Covers strewn casually on the bed, half naked strangers with clammy, post-orgasm flushed cheeks and – brace yourself – fingers. Fingers. If you haven’t come across it yet, prepare to: the ‘aftersex selfie’ has (regretfully) arrived and, alarmingly, looks set to stay. Here’s five reasons it should stop immediately:
1. It’s annoying
We thought peak-irritability had been reached with fully-clothes selfies. We were wrong. Now, we’re plagued by one terrifying thought: what the hell is next?
2. It’s gross
Did we mention the fingers? Also, it’s pretty voyeuristic. If we wanted to put pictures of ourselves, sexed-up, forever in the hands of the internet, we’ve have gone to PornHub.com.
3. It’s sad
Post-coital cigarettes and sweet, sweaty cuddles are now known as “X-Pro II” and “Kelvin” and marvelling at how many people endorse your afternoon delight.
4. It’s awkward
Are we supposed to ‘like’ our mates’ latest snap of her curled up, half-naked on particularly smug-looking hairy chest?

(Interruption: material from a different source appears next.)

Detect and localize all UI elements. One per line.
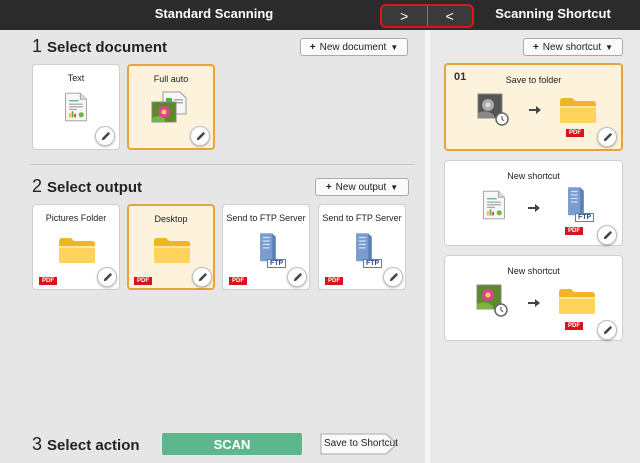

And why exactly would we want a stranger to approve on our own sex-lives? Do we need to tell everyone that we’ve just banged, right now? (Ever?)
5. It’s forever
And, though you may not be new to Instagram, you are probably familiar with being a human being. Hopefully, you’re also aware that even people you don’t want to see you in bed are aware of the internet now. Good luck explaining that snap of you with a bit of a sweat on and half a boob out to your mum/boss/husband in five years’ time.